Dans un communiqué signé lundi 29 décembre 2014, le ministre de l’Economie nationale, Modeste Bahati Lukwebo, a instruit le secrétaire général à l’Economie, de prendre des dispositions qui s’imposent pour ne pas procéder aux contrôles économiques durant deux mois, soit du 1 janvier au 28 février 2015. Pour le ministre de l’Economie nationale, cette interdiction va permettre aux assujettis, notamment les entreprises, de clôturer sereinement l’exercice comptable.

Dans ce document, le nouveau locataire du rez-de-chaussée de l’Immeuble SCPT ex ONATRA, Modeste Bahati, est formel : pas de contrôle économique avant la fin du premier trimestre de l’année nouvelle.

Pour de nombreux observateurs, cette décision rendue publique durant les festivités de nouvel an est une véritable bouée de sauvetage pour les opérateurs économiques habituellement contraints de « recevoir » des inspecteurs et autres agents commis aux contrôles en ce mois de décembre.

Souvent, a laissé entendre un opérateur économique, ces agents de l’Administration chargés de cette mission font du contrôle économique leur vache à lait. « La décision du ministre leur a coupé l’herbe sous les pieds. Cependant, elle a été rendue tardivement et n’a pas été bien vulgarisée… », a-t-il ajouté.

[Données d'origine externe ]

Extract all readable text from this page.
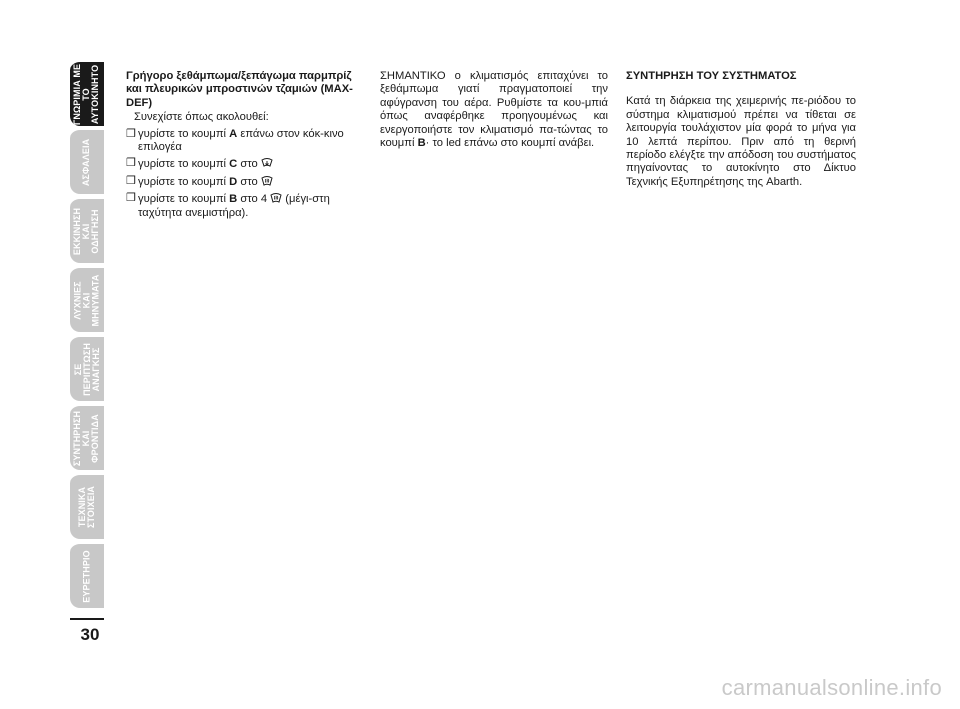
ΓΝΩΡΙΜΙΑ ΜΕ
ΤΟ
ΑΥΤΟΚΙΝΗΤΟ
ΑΣΦΑΛΕΙΑ
ΕΚΚΙΝΗΣΗ
ΚΑΙ
ΟΔΗΓΗΣΗ
ΛΥΧΝΙΕΣ
ΚΑΙ
ΜΗΝΥΜΑΤΑ
ΣΕ
ΠΕΡΙΠΤΩΣΗ
ΑΝΑΓΚΗΣ
ΣΥΝΤΗΡΗΣΗ
ΚΑΙ
ΦΡΟΝΤΙΔΑ
ΤΕΧΝΙΚΑ
ΣΤΟΙΧΕΙΑ
ΕΥΡΕΤΗΡΙΟ
30

Γρήγορο ξεθάμπωμα/ξεπάγωμα παρμπρίζ και πλευρικών μπροστινών τζαμιών (MAX-DEF)

Συνεχίστε όπως ακολουθεί:

❒ γυρίστε το κουμπί A επάνω στον κόκ-κινο επιλογέα
❒ γυρίστε το κουμπί C στο
❒ γυρίστε το κουμπί D στο
❒ γυρίστε το κουμπί B στο 4  (μέγι-στη ταχύτητα ανεμιστήρα).

ΣΗΜΑΝΤΙΚΟ ο κλιματισμός επιταχύνει το ξεθάμπωμα γιατί πραγματοποιεί την αφύγρανση του αέρα. Ρυθμίστε τα κου-μπιά όπως αναφέρθηκε προηγουμένως και ενεργοποιήστε τον κλιματισμό πα-τώντας το κουμπί B· το led επάνω στο κουμπί ανάβει.

ΣΥΝΤΗΡΗΣΗ ΤΟΥ ΣΥΣΤΗΜΑΤΟΣ

Κατά τη διάρκεια της χειμερινής πε-ριόδου το σύστημα κλιματισμού πρέπει να τίθεται σε λειτουργία τουλάχιστον μία φορά το μήνα για 10 λεπτά περίπου. Πριν από τη θερινή περίοδο ελέγξτε την απόδοση του συστήματος πηγαίνοντας το αυτοκίνητο στο Δίκτυο Τεχνικής Εξυπηρέτησης της Abarth.

carmanualsonline.info
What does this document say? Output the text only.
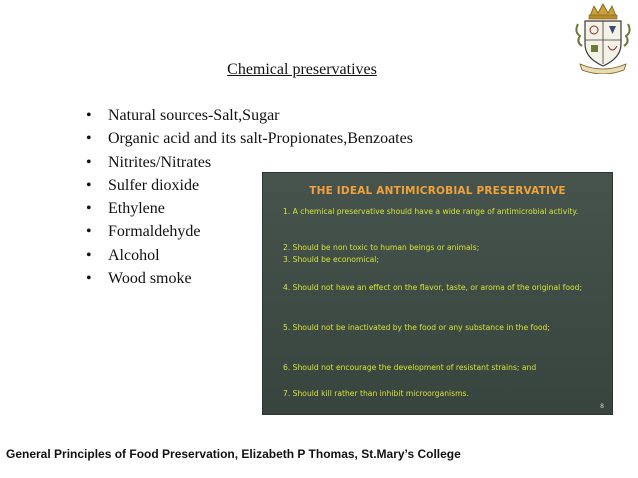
Chemical preservatives
• Natural sources-Salt,Sugar
• Organic acid and its salt-Propionates,Benzoates
• Nitrites/Nitrates
• Sulfer dioxide
• Ethylene
• Formaldehyde
• Alcohol
• Wood smoke
THE IDEAL ANTIMICROBIAL PRESERVATIVE
1. A chemical preservative should have a wide range of antimicrobial activity.
2. Should be non toxic to human beings or animals;
3. Should be economical;
4. Should not have an effect on the flavor, taste, or aroma of the original food;
5. Should not be inactivated by the food or any substance in the food;
6. Should not encourage the development of resistant strains; and
7. Should kill rather than inhibit microorganisms.
8
General Principles of Food Preservation, Elizabeth P Thomas, St.Mary’s College
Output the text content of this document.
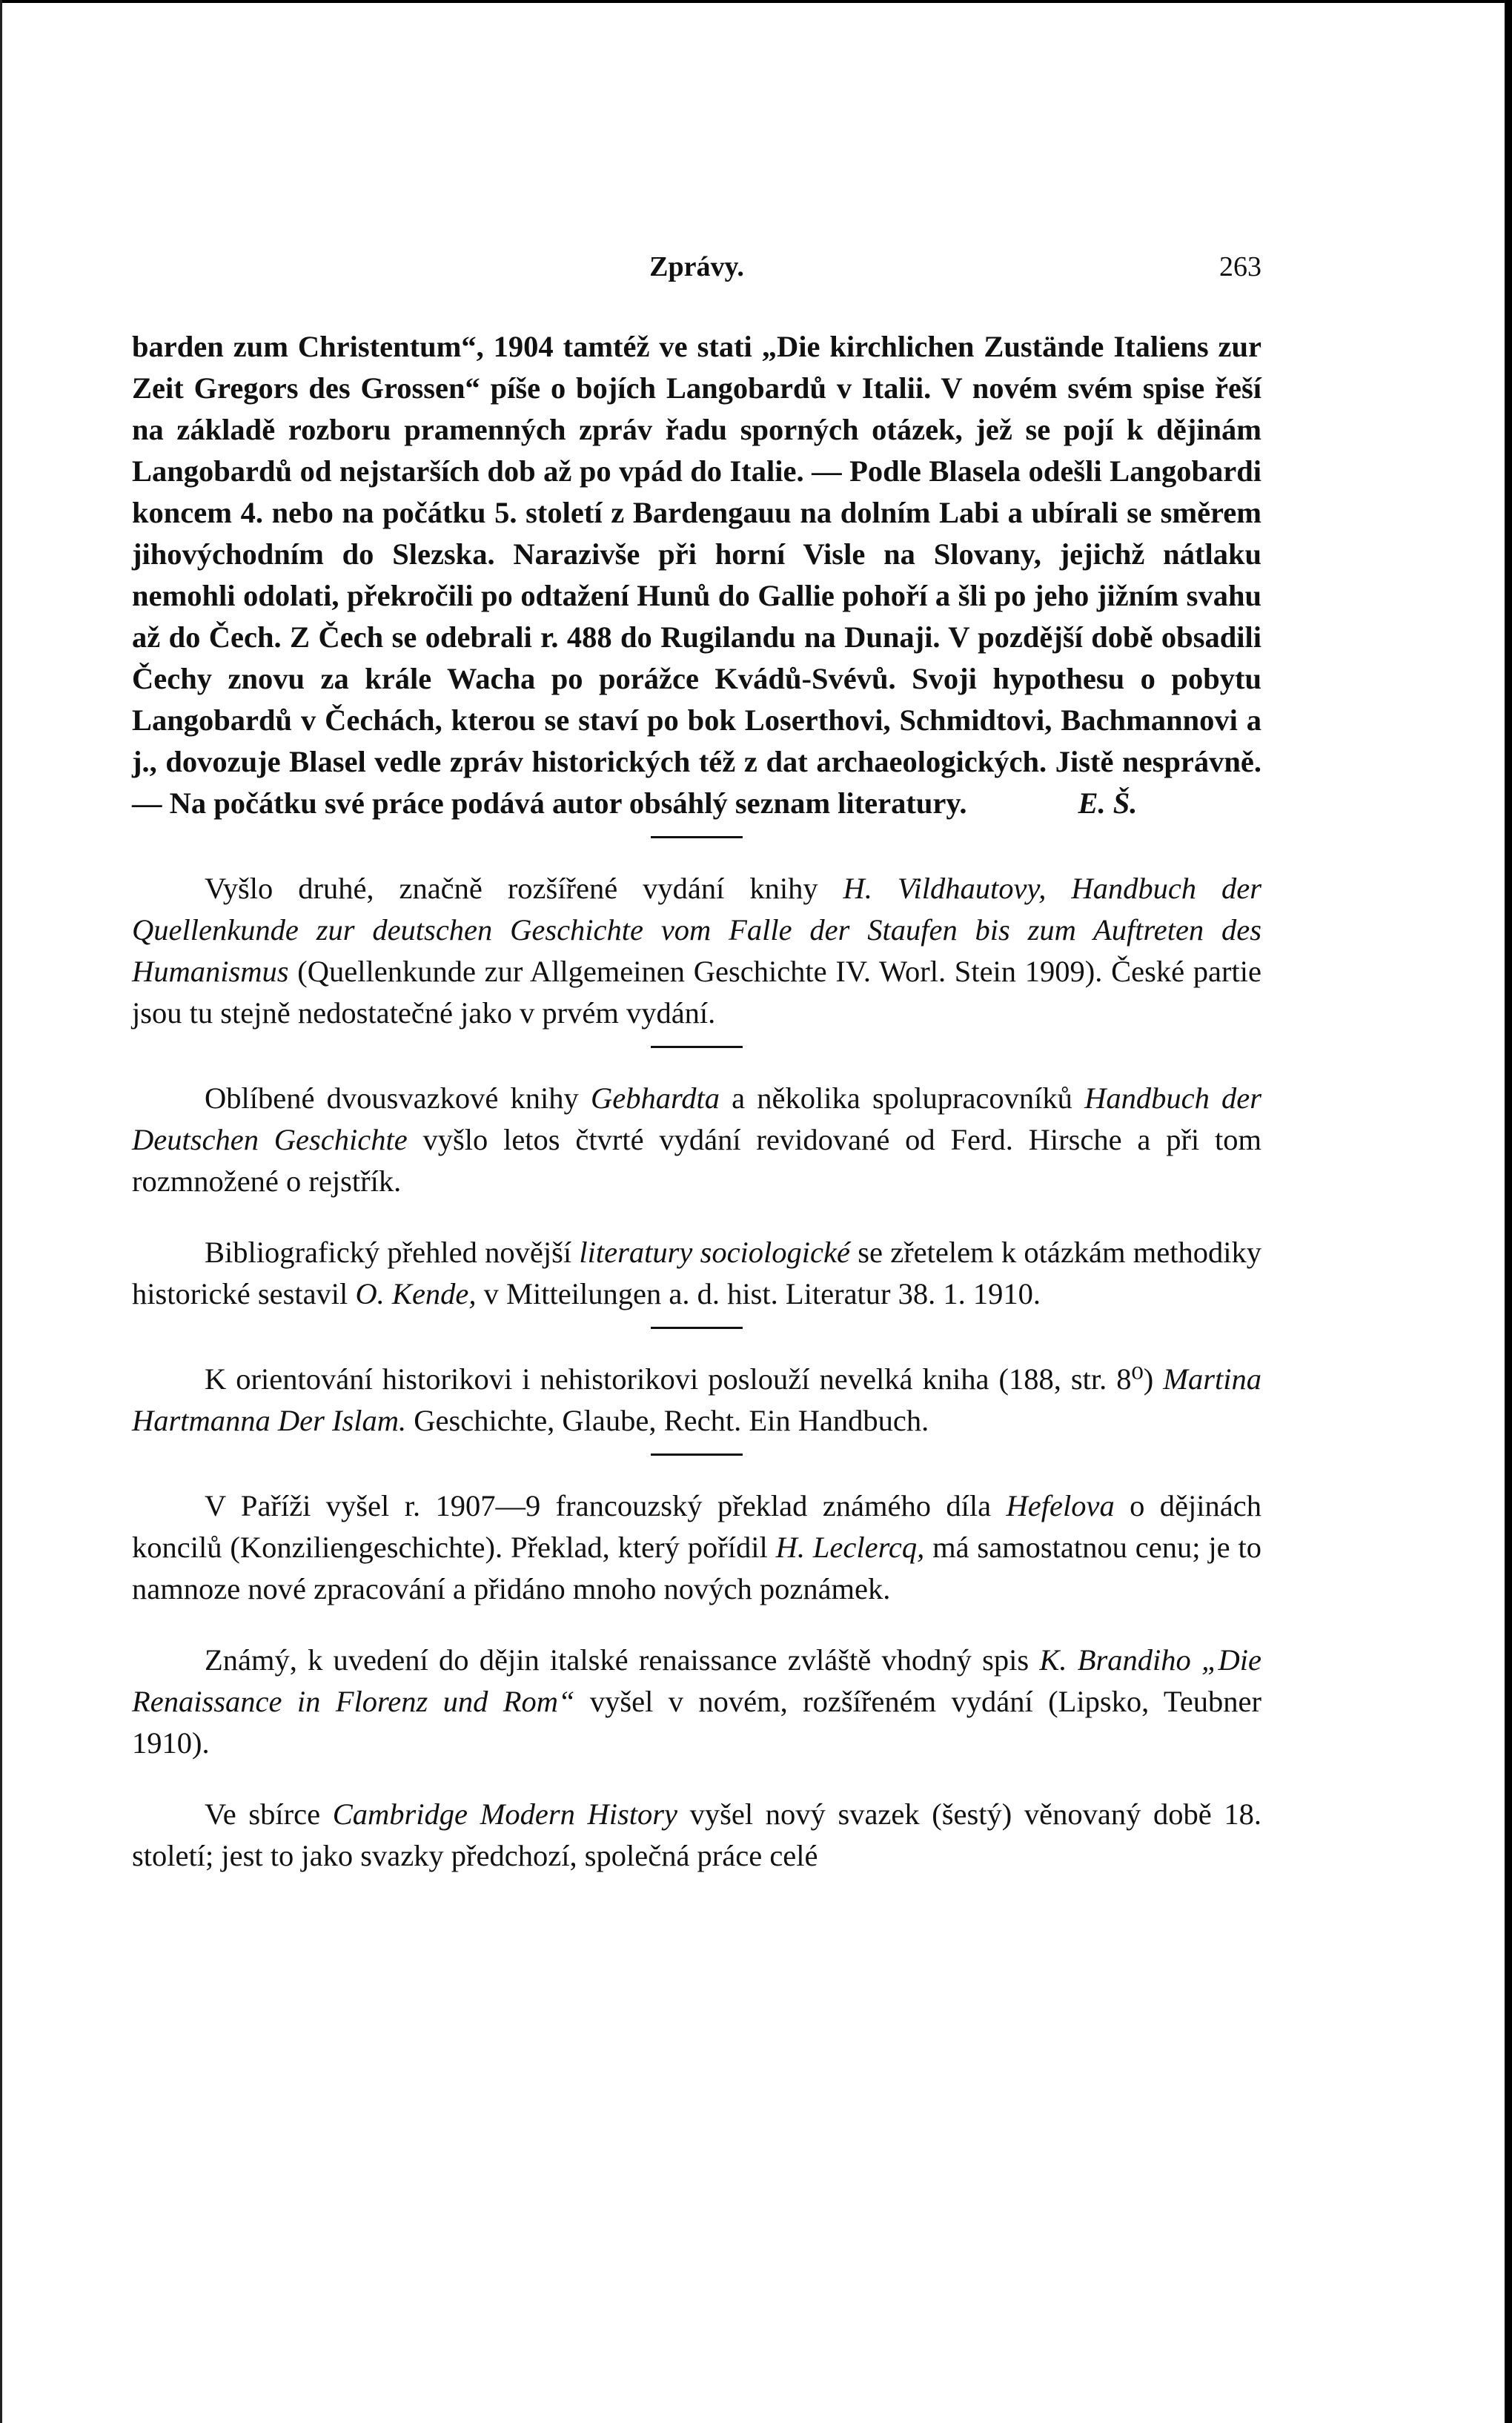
Zprávy.	263

barden zum Christentum“, 1904 tamtéž ve stati „Die kirchlichen Zustände Italiens zur Zeit Gregors des Grossen“ píše o bojích Langobardů v Italii. V novém svém spise řeší na základě rozboru pramenných zpráv řadu sporných otázek, jež se pojí k dějinám Langobardů od nejstarších dob až po vpád do Italie. — Podle Blasela odešli Langobardi koncem 4. nebo na počátku 5. století z Bardengauu na dolním Labi a ubírali se směrem jihovýchodním do Slezska. Narazivše při horní Visle na Slovany, jejichž nátlaku nemohli odolati, překročili po odtažení Hunů do Gallie pohoří a šli po jeho jižním svahu až do Čech. Z Čech se odebrali r. 488 do Rugilandu na Dunaji. V pozdější době obsadili Čechy znovu za krále Wacha po porážce Kvádů-Svévů. Svoji hypothesu o pobytu Langobardů v Čechách, kterou se staví po bok Loserthovi, Schmidtovi, Bachmannovi a j., dovozuje Blasel vedle zpráv historických též z dat archaeologických. Jistě nesprávně. — Na počátku své práce podává autor obsáhlý seznam literatury.	E. Š.

Vyšlo druhé, značně rozšířené vydání knihy H. Vildhautovy, Handbuch der Quellenkunde zur deutschen Geschichte vom Falle der Staufen bis zum Auftreten des Humanismus (Quellenkunde zur Allgemeinen Geschichte IV. Worl. Stein 1909). České partie jsou tu stejně nedostatečné jako v prvém vydání.

Oblíbené dvousvazkové knihy Gebhardta a několika spolupracovníků Handbuch der Deutschen Geschichte vyšlo letos čtvrté vydání revidované od Ferd. Hirsche a při tom rozmnožené o rejstřík.

Bibliografický přehled novější literatury sociologické se zřetelem k otázkám methodiky historické sestavil O. Kende, v Mitteilungen a. d. hist. Literatur 38. 1. 1910.

K orientování historikovi i nehistorikovi poslouží nevelká kniha (188, str. 8⁰) Martina Hartmanna Der Islam. Geschichte, Glaube, Recht. Ein Handbuch.

V Paříži vyšel r. 1907—9 francouzský překlad známého díla Hefelova o dějinách koncilů (Konziliengeschichte). Překlad, který pořídil H. Leclercq, má samostatnou cenu; je to namnoze nové zpracování a přidáno mnoho nových poznámek.

Známý, k uvedení do dějin italské renaissance zvláště vhodný spis K. Brandiho „Die Renaissance in Florenz und Rom“ vyšel v novém, rozšířeném vydání (Lipsko, Teubner 1910).

Ve sbírce Cambridge Modern History vyšel nový svazek (šestý) věnovaný době 18. století; jest to jako svazky předchozí, společná práce celé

Du côté de l’Administration, des voix se sont aussi élevées pour saluer la décision du ministre. Au bureau du secrétaire général, on précise même que cela va permettre aux entreprises et autres assujettis de bien se préparer pour les contrôles économiques qui seront lancés à la fin du premier trimestre 2015. Cependant, a-t-on souligné, la suspension des contrôles économiques par le ministre ne devrait pas donner libre cours à la manipulation des prix. « Durant cette période, aucun contrôle économique par les agents du Ministère de l’Economie n’est autorisé dans les entreprises, exception faite de la surveillance des prix pour éviter la spéculation», peut-on lire dans le communiqué de Bahati. Cette précision est une mise en garde aux opérateurs économiques qui seront tentés de manipuler les prix des biens de consommation surtout des produits de première nécessité (poisson, riz, sucre roux et autres) très prisés en cette période des festivités.